Background

This case demonstrates the importance of considering complications in immunocompromised patients, even if young with no such prior history. It is also essential to regularly reassess the situation clinically, even if the symptoms remain consistent. Although case reports of sepsis are well recognised with use of infliximab, this is the first case report documenting such serious complications as a result of an apparently small and innocuous infectious complication contributed to, at least in part, by adalimumab therapy.

Case presentation

An 18-year-old man with a history of Crohn’s disease mainly affecting the colon was admitted for management of his difficult to control Crohn’s disease. He had been diagnosed 3 years previously, and had experienced numerous flare-ups requiring steroid treatment, despite immunosuppression trials with methotrexate and currently azathioprine.

His only past medical history was of acne vulgaris. He was a non-smoker and drank alcohol rarely. His brother also had Crohn’s disease that was difficult to manage, requiring treatment with infliximab.

On this occasion, he had been admitted for further symptom control of his persistent bloody diarrhoea and abdominal pains. He underwent a colonoscopy revealing extensive colonic ulceration. He was started on intravenous steroids in addition to his mesalazine, azathioprine, ciprofloxacin and low molecular weight heparin (LMWH), with partial symptom relief. The anti-tumour necrosis factor (anti-TNF) drug adalimumab was also instituted due to ongoing disease activity.

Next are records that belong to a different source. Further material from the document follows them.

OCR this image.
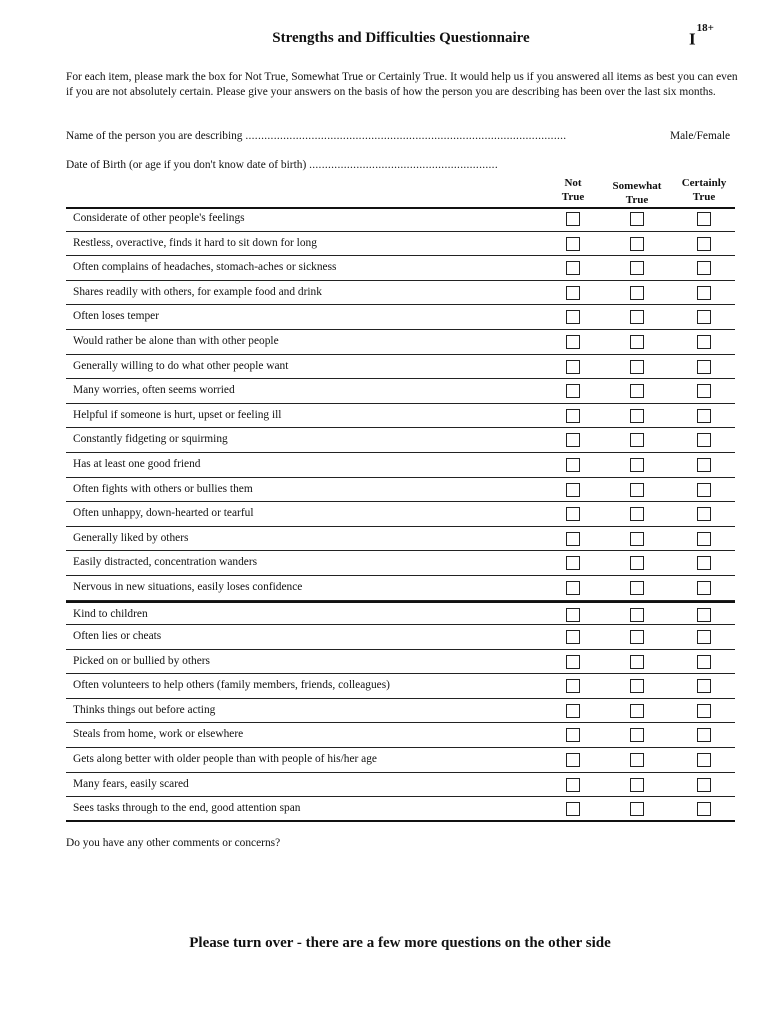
Strengths and Difficulties Questionnaire	$I^{18+}$
For each item, please mark the box for Not True, Somewhat True or Certainly True. It would help us if you answered all items as best you can even if you are not absolutely certain. Please give your answers on the basis of how the person you are describing has been over the last six months.
Name of the person you are describing ......................................................................................................	Male/Female
Date of Birth (or age if you don't know date of birth) ............................................................
Not
True
Somewhat
True
Certainly
True
Considerate of other people's feelings
Restless, overactive, finds it hard to sit down for long
Often complains of headaches, stomach-aches or sickness
Shares readily with others, for example food and drink
Often loses temper
Would rather be alone than with other people
Generally willing to do what other people want
Many worries, often seems worried
Helpful if someone is hurt, upset or feeling ill
Constantly fidgeting or squirming
Has at least one good friend
Often fights with others or bullies them
Often unhappy, down-hearted or tearful
Generally liked by others
Easily distracted, concentration wanders
Nervous in new situations, easily loses confidence
Kind to children
Often lies or cheats
Picked on or bullied by others
Often volunteers to help others (family members, friends, colleagues)
Thinks things out before acting
Steals from home, work or elsewhere
Gets along better with older people than with people of his/her age
Many fears, easily scared
Sees tasks through to the end, good attention span
Do you have any other comments or concerns?
Please turn over - there are a few more questions on the other side
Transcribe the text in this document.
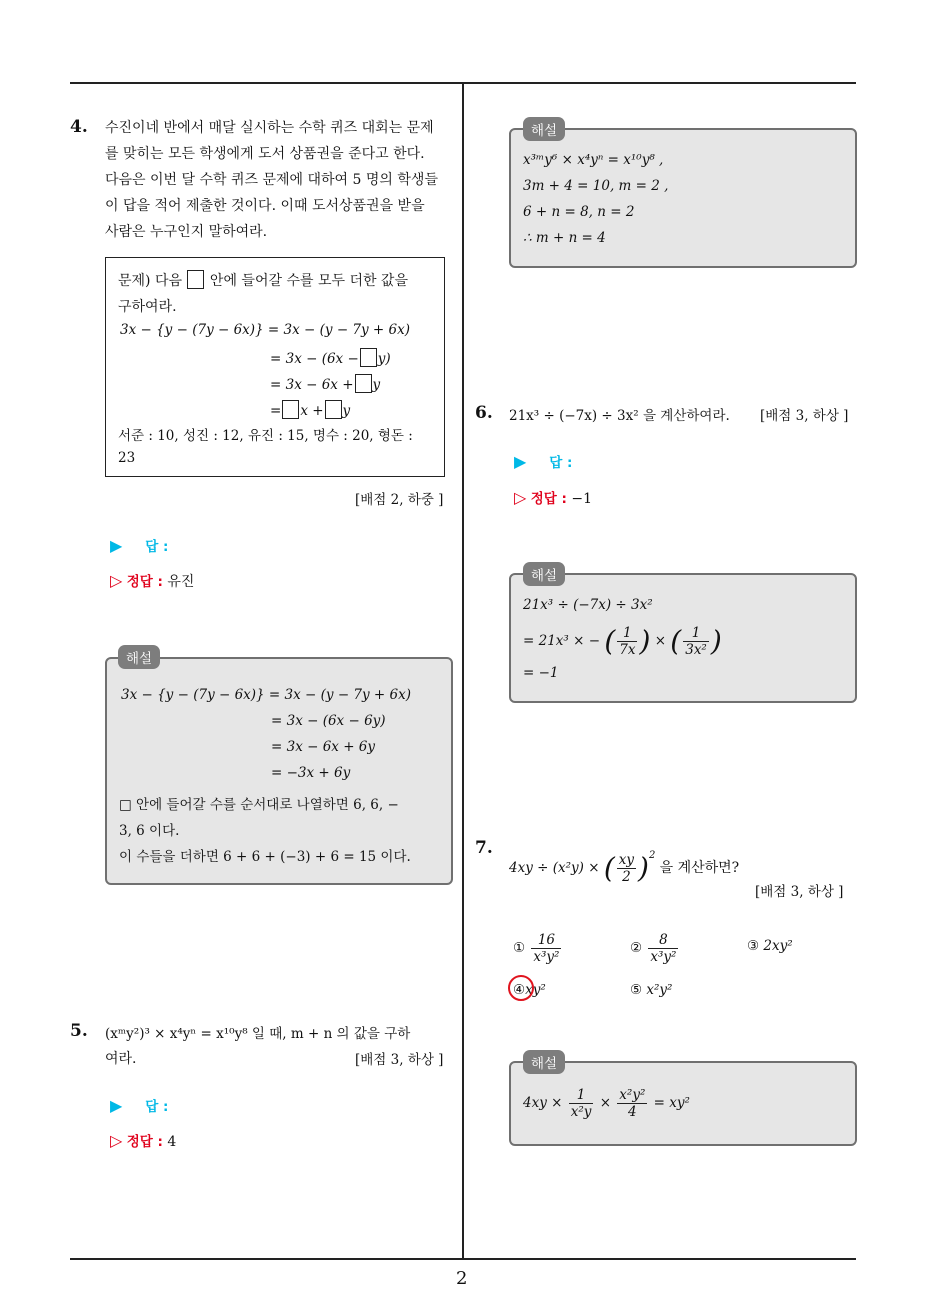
2
4. 수진이네 반에서 매달 실시하는 수학 퀴즈 대회는 문제
를 맞히는 모든 학생에게 도서 상품권을 준다고 한다.
다음은 이번 달 수학 퀴즈 문제에 대하여 5 명의 학생들
이 답을 적어 제출한 것이다. 이때 도서상품권을 받을
사람은 누구인지 말하여라.
문제) 다음 안에 들어갈 수를 모두 더한 값을
구하여라.
3x − {y − (7y − 6x)} = 3x − (y − 7y + 6x)
= 3x − (6x − y)
= 3x − 6x + y
= x + y
서준 : 10, 성진 : 12, 유진 : 15, 명수 : 20, 형돈 :
23
[배점 2, 하중 ]
▶ 답 :
▷ 정답 : 유진
3x − {y − (7y − 6x)} = 3x − (y − 7y + 6x)
= 3x − (6x − 6y)
= 3x − 6x + 6y
= −3x + 6y
□ 안에 들어갈 수를 순서대로 나열하면 6, 6, −
3, 6 이다.
이 수들을 더하면 6 + 6 + (−3) + 6 = 15 이다.
해설
5. (xᵐy²)³ × x⁴yⁿ = x¹⁰y⁸ 일 때, m + n 의 값을 구하
여라.	[배점 3, 하상 ]
▶ 답 :
▷ 정답 : 4
x³ᵐy⁶ × x⁴yⁿ = x¹⁰y⁸ ,
3m + 4 = 10, m = 2 ,
6 + n = 8, n = 2
∴ m + n = 4
해설
6. 21x³ ÷ (−7x) ÷ 3x² 을 계산하여라. [배점 3, 하상 ]
▶ 답 :
▷ 정답 : −1
21x³ ÷ (−7x) ÷ 3x²
= 21x³ × − ( $\frac{1}{7x}$ ) × ( $\frac{1}{\text{3x²}}$ )
= −1
해설
7.
4xy ÷ (x²y) × ( $\frac{xy}{2} )^2$ 을 계산하면?
[배점 3, 하상 ]
① $\frac{16}{\text{x³y²}}$	② $\frac{8}{\text{x³y²}}$	③ 2xy²
④xy²	⑤ x²y²
$4xy \times \frac{1}{\text{x²y}} \times \frac{\text{x²y²}}{4} = xy^2$
해설
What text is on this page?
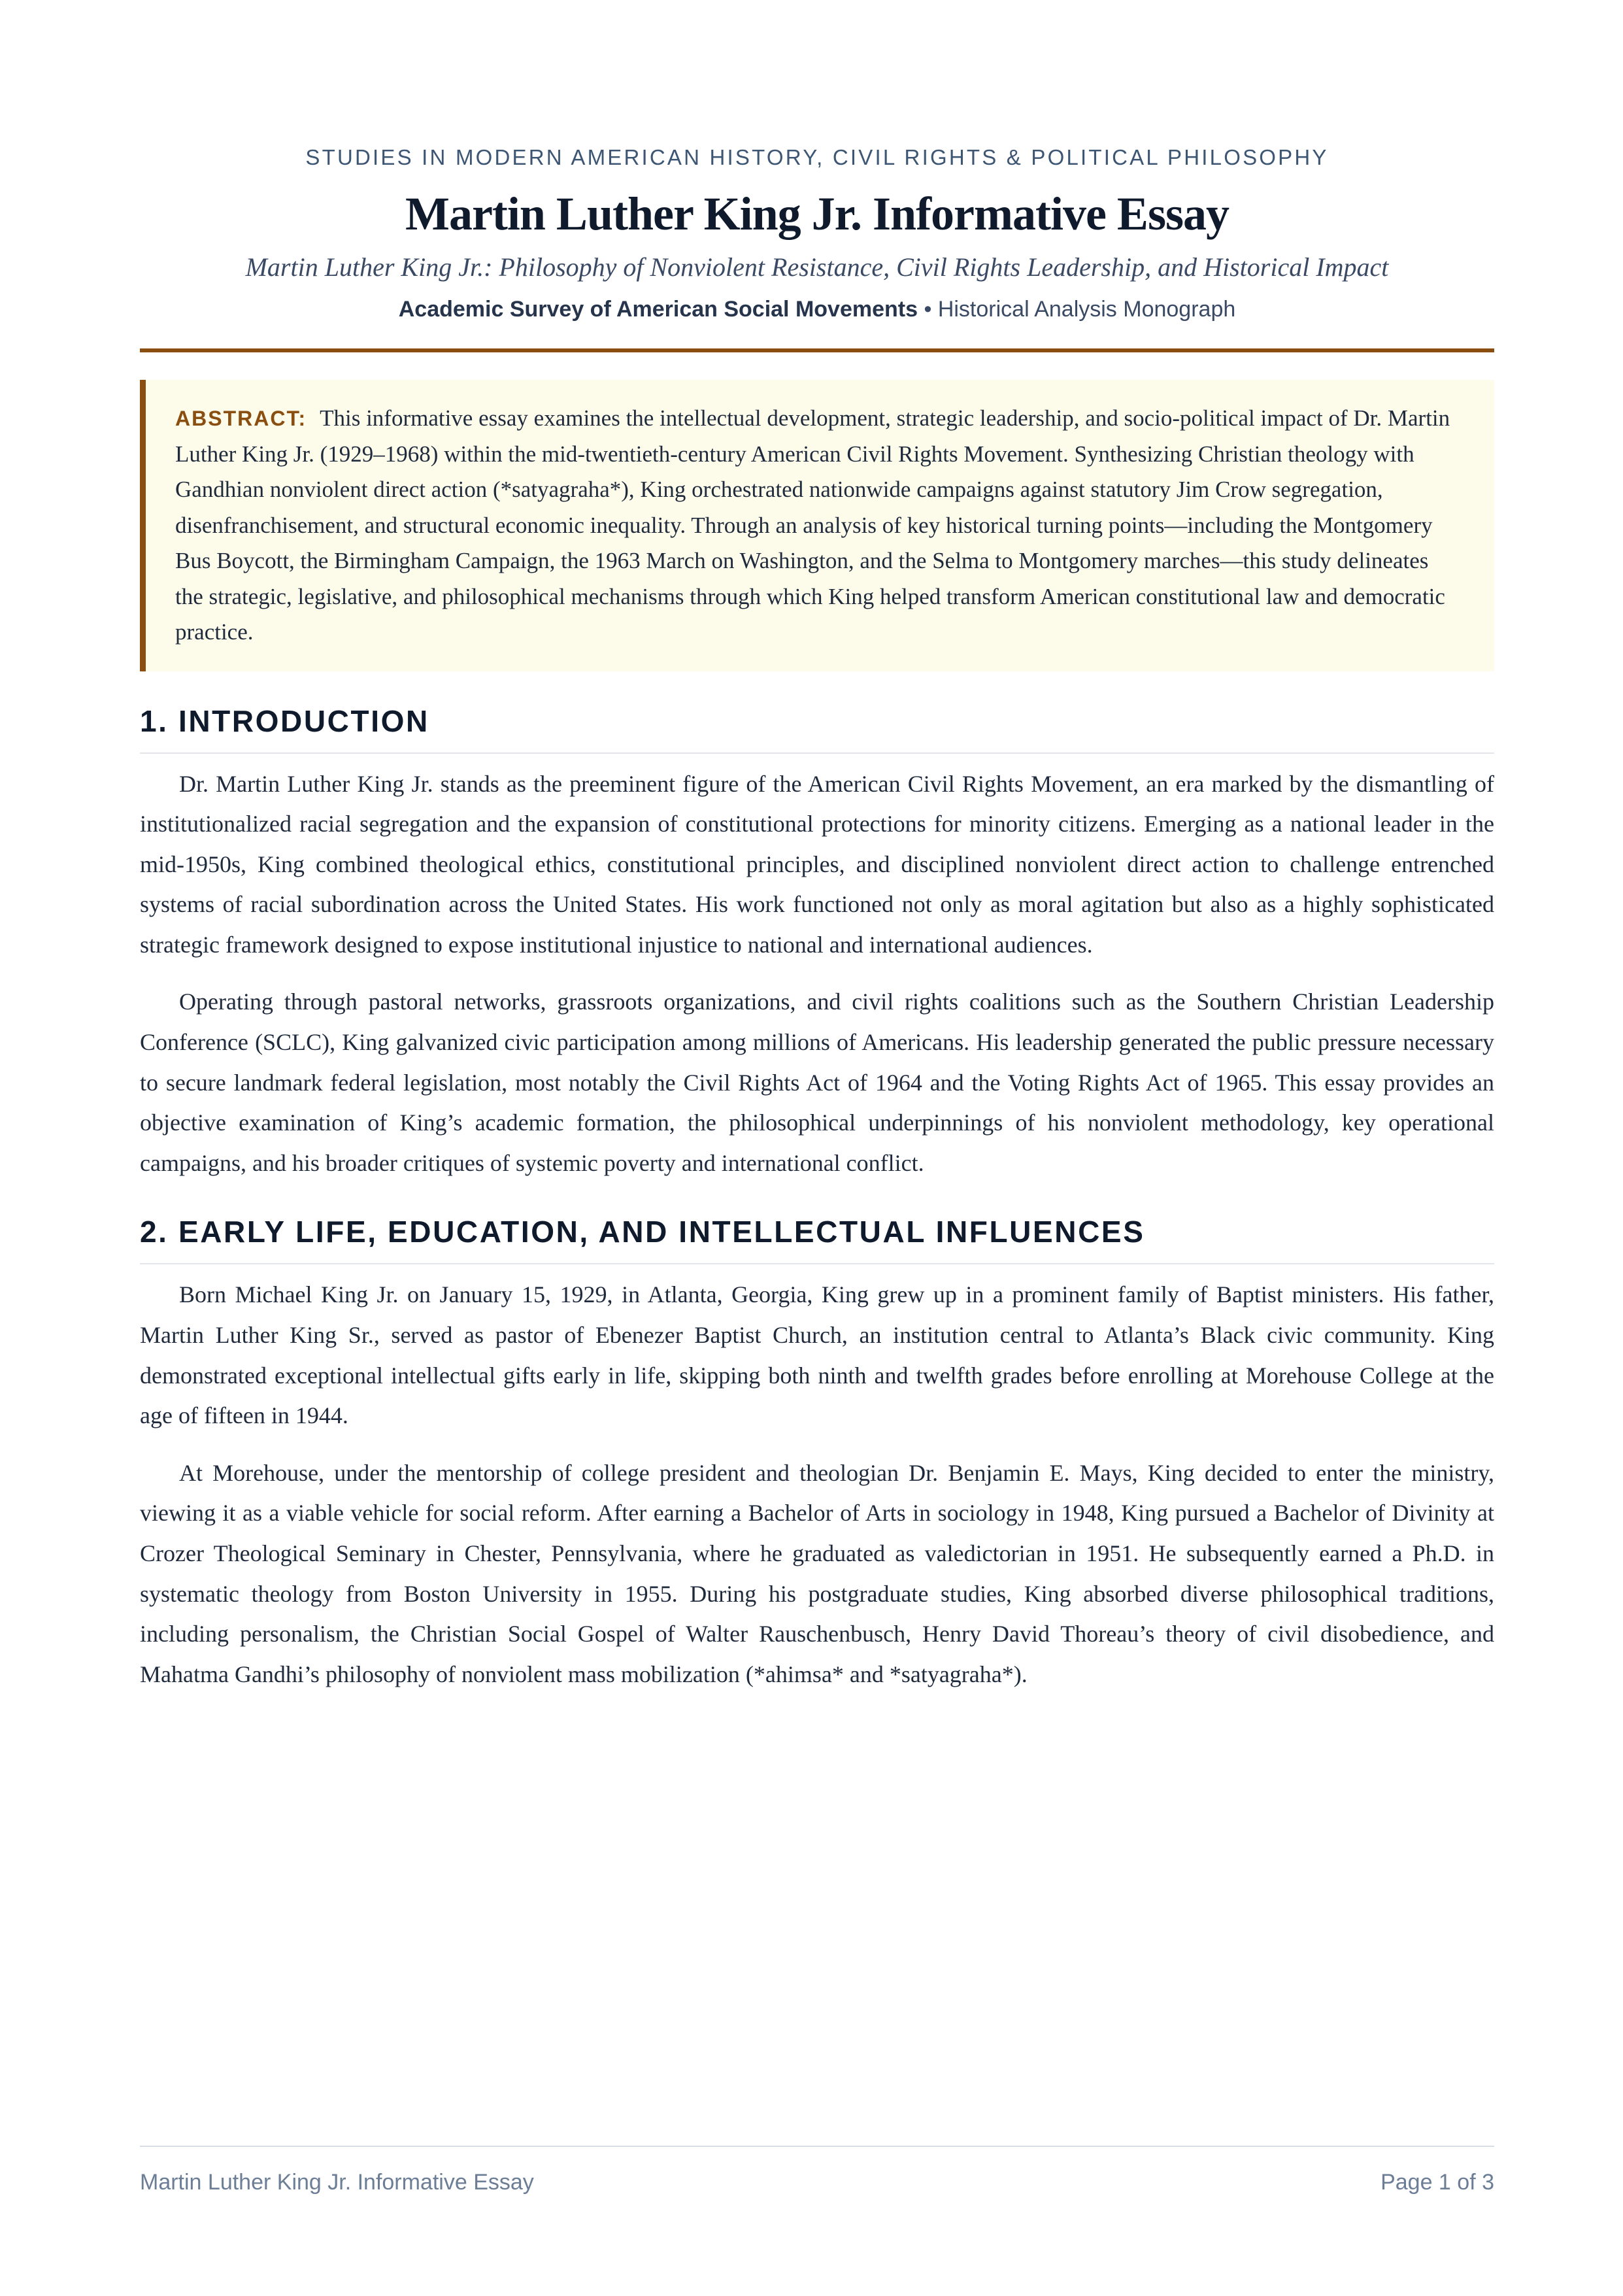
STUDIES IN MODERN AMERICAN HISTORY, CIVIL RIGHTS & POLITICAL PHILOSOPHY
Martin Luther King Jr. Informative Essay
Martin Luther King Jr.: Philosophy of Nonviolent Resistance, Civil Rights Leadership, and Historical Impact
Academic Survey of American Social Movements • Historical Analysis Monograph
ABSTRACT: This informative essay examines the intellectual development, strategic leadership, and socio-political impact of Dr. Martin Luther King Jr. (1929–1968) within the mid-twentieth-century American Civil Rights Movement. Synthesizing Christian theology with Gandhian nonviolent direct action (*satyagraha*), King orchestrated nationwide campaigns against statutory Jim Crow segregation, disenfranchisement, and structural economic inequality. Through an analysis of key historical turning points—including the Montgomery Bus Boycott, the Birmingham Campaign, the 1963 March on Washington, and the Selma to Montgomery marches—this study delineates the strategic, legislative, and philosophical mechanisms through which King helped transform American constitutional law and democratic practice.
1. INTRODUCTION

Dr. Martin Luther King Jr. stands as the preeminent figure of the American Civil Rights Movement, an era marked by the dismantling of institutionalized racial segregation and the expansion of constitutional protections for minority citizens. Emerging as a national leader in the mid-1950s, King combined theological ethics, constitutional principles, and disciplined nonviolent direct action to challenge entrenched systems of racial subordination across the United States. His work functioned not only as moral agitation but also as a highly sophisticated strategic framework designed to expose institutional injustice to national and international audiences.

Operating through pastoral networks, grassroots organizations, and civil rights coalitions such as the Southern Christian Leadership Conference (SCLC), King galvanized civic participation among millions of Americans. His leadership generated the public pressure necessary to secure landmark federal legislation, most notably the Civil Rights Act of 1964 and the Voting Rights Act of 1965. This essay provides an objective examination of King’s academic formation, the philosophical underpinnings of his nonviolent methodology, key operational campaigns, and his broader critiques of systemic poverty and international conflict.

2. EARLY LIFE, EDUCATION, AND INTELLECTUAL INFLUENCES

Born Michael King Jr. on January 15, 1929, in Atlanta, Georgia, King grew up in a prominent family of Baptist ministers. His father, Martin Luther King Sr., served as pastor of Ebenezer Baptist Church, an institution central to Atlanta’s Black civic community. King demonstrated exceptional intellectual gifts early in life, skipping both ninth and twelfth grades before enrolling at Morehouse College at the age of fifteen in 1944.

At Morehouse, under the mentorship of college president and theologian Dr. Benjamin E. Mays, King decided to enter the ministry, viewing it as a viable vehicle for social reform. After earning a Bachelor of Arts in sociology in 1948, King pursued a Bachelor of Divinity at Crozer Theological Seminary in Chester, Pennsylvania, where he graduated as valedictorian in 1951. He subsequently earned a Ph.D. in systematic theology from Boston University in 1955. During his postgraduate studies, King absorbed diverse philosophical traditions, including personalism, the Christian Social Gospel of Walter Rauschenbusch, Henry David Thoreau’s theory of civil disobedience, and Mahatma Gandhi’s philosophy of nonviolent mass mobilization (*ahimsa* and *satyagraha*).

Martin Luther King Jr. Informative Essay	Page 1 of 3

During his stay the patient developed left sided pleuritic chest pain worsened by deep inspiration. A ventilation/perfusion (V/Q) scan had a low probability for pulmonary embolus; a computed tomography pulmonary angiogram (CTPA) confirmed this, but revealed evidence of a small wedge shaped area of consolidation peripherally in the left lung (fig 1). He was kept on his current antibiotic regimen. Throughout his stay, the patient experienced the same degree of pain.

• Download figure
• Open in new tab
• Download powerpoint

Figure 1

Small cavitating peripheral pneumonia

Ten days later the patient experienced worsening of his chest pain. He had a mild cough which produced green sputum. He denied shortness of breath. His saturation was 98% on room air, his respiratory rate was 16/min, and he had notably diminished breath sounds on the left lung base. A chest x-ray was arranged which showed evidence of a large hydro-pneumothorax (fig 2).

• Download figure
• Open in new tab
• Download powerpoint

Figure 2

Chest x-ray revealing pneumothorax.

Differential diagnosis

Differential diagnoses included pulmonary tuberculosis or other opportunistic/fungal infection. Pulmonary involvement with Crohn’s disease was also considered.

Treatment

Initially a chest drain was inserted, leading to good lung re-inflation. The patient was then started on a 2 week course of intravenous tazocin in addition to intravenous teicoplanin once sputum culture results showed infection with Staphylococcus aureus. The steroids were weaned rapidly and he was discharged home on low dose oral budesonide.

Outcome and follow-up

The patient made a good recovery with improvement of the chest pain once pulmonary re-inflation was achieved (fig 3). The infection responded to the intravenous antibiotics and the consolidation slowly resolved. Despite significant improvement in chest pain he still occasionally experiences intermittent left sided chest discomfort, but the chest x-rays are normal. The patient is due to undergo a sub-total colectomy in the near future.

• Download figure
• Open in new tab
• Download powerpoint

Figure 3

Post-pneumothorax ongoing pneumonia

Discussion

Cavitating pneumonia is a recognised cause for the development of a pneumothorax. If peripheral, it could potentially lead to the development of a broncho-pleural fistula with consequent formation of an air leak and pneumothorax. In the context of using anti-TNF therapies, there have been few case reports of developing complicated pulmonary disease. The use of such agents, particularly in combination with other immunosuppressive agents, can to lead to the development of opportunistic or severe infections. This can consequently lead to more complicated disease as occurred in this case. A German study identified a threefold increase in the rate of infections in patients taking anti-TNF therapy for rheumatoid arthritis.1 In inflammatory bowel disease (IBD) patients, the risk of serious infection was increased threefold if the patients were on steroids or thiopurines, and fourfold if they were on infliximab.2 The combination of the two increases the risk ninefold. However, organisms often implicated in such cases, such as Pneumocystis carnii, Nocardia or Candida, are usually opportunistic. It is worth noting that Sandborn et al reported no severe infectious complications in their series of 276 patients using adalimumab for IBD.3 A recent case report presented a severe and ultimately fatal case of invasive pulmonary aspergillosis.4 As far as can be determined from the literature, our patient is the first reported case of pneumothorax developing due to cavitating pneumonia following adalimumab treatment. There was, however, no evidence of fungal infection in this case.